Histologically, synovial sarcomas are classified as biphasic or monophasic. Monophasic synovial sarcomas are much more common, representing 94% of PPSS, and are composed of uniform spindle cells. Biphasic synovial sarcomas contain both epithelial and spindle cell components. The surrounding plump spindle cells have hyperchromatic nuclei with scant cytoplasm resembling the tumor cells of monophasic synovial sarcoma. Immunohistochemically, most synovial sarcomas show focal expression of cytokeratin and EMA. Furthermore, 30% are protein S-100 positive, 60% - 70% CD99 positive, and 75% - 100% Bcl-2 positive (8).

The prognosis of PPSS remains uncertain but is usually poor. The 5-year survival rate varies from 36% to 76% depending on the patient’s age, tumor size, and tumor resectability (6). There is no recommended treatment for PPSS, but the mainstay of treatment for all soft tissue sarcomas is surgical resection. Aggressive surgery can reduce the tumor size before or after chemotherapy, and complete surgical excision seems to improve the survival of patients with PPSS. Radiation therapy can also be used to treat PPSS (1).
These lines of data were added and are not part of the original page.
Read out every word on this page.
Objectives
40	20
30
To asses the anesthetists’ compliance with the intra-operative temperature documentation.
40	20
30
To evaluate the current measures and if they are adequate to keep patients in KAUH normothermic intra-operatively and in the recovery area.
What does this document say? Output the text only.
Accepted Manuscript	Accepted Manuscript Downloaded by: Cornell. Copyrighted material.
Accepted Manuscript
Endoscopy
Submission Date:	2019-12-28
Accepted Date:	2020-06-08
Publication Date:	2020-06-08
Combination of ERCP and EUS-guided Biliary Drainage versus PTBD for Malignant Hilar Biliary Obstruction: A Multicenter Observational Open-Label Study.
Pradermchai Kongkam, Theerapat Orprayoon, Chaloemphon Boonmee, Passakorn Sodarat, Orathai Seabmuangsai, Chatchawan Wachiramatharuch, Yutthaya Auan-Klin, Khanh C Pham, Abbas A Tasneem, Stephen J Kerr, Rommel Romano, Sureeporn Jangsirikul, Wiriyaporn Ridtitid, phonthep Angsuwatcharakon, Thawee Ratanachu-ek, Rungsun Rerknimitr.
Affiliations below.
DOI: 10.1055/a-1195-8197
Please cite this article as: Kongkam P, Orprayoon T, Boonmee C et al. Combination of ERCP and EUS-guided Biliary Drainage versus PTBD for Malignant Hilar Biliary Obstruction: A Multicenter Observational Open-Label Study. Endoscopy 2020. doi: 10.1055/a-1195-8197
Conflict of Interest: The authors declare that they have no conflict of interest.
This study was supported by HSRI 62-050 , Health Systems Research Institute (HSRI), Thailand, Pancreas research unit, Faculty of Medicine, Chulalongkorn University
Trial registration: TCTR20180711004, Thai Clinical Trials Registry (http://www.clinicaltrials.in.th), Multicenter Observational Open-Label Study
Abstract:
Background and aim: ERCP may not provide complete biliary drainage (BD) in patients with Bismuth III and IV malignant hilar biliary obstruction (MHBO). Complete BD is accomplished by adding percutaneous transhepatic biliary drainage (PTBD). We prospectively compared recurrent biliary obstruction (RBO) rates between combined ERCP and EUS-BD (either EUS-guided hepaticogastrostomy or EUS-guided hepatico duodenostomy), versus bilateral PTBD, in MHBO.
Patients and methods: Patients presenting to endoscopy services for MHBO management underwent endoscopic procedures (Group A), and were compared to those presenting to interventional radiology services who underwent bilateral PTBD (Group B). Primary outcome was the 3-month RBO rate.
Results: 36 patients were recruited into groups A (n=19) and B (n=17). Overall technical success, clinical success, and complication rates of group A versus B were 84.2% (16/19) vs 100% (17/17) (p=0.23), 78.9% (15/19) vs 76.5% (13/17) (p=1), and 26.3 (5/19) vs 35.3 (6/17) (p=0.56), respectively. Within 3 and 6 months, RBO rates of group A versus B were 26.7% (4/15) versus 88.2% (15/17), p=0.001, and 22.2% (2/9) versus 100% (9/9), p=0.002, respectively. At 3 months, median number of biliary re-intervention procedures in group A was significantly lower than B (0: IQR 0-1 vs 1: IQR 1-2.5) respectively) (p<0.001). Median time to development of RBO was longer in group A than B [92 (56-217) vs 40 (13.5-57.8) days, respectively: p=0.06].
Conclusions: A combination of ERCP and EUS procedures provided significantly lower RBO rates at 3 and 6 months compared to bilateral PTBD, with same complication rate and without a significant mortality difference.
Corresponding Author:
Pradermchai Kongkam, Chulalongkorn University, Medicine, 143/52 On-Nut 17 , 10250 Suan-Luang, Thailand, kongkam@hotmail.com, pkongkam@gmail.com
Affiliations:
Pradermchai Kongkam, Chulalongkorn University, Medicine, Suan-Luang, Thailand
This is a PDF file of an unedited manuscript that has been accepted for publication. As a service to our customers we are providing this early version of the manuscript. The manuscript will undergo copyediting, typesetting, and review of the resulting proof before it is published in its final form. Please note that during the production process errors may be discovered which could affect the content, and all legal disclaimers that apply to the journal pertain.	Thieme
Combination chemotherapy consisting of doxorubicin and ifosfamide has been associated with higher rates of survival in patients with synovial sarcoma (6).

In summary, PPSS is a very rare, aggressive malignancy that must be considered in the differential diagnosis of lung and pleural malignancies. The imaging findings of PPSS are nonspecific, and PPSS is difficult to confirm based on imaging; detailed immunohistochemical staining is required for definitive diagnosis. PPSS with cardiac metastasis is also extremely rare, and only two such cases have been reported. However, cardiac metastasis of PPSS can lead to immediate or delayed death; therefore, early detection and appropriate management are very important to extend survival.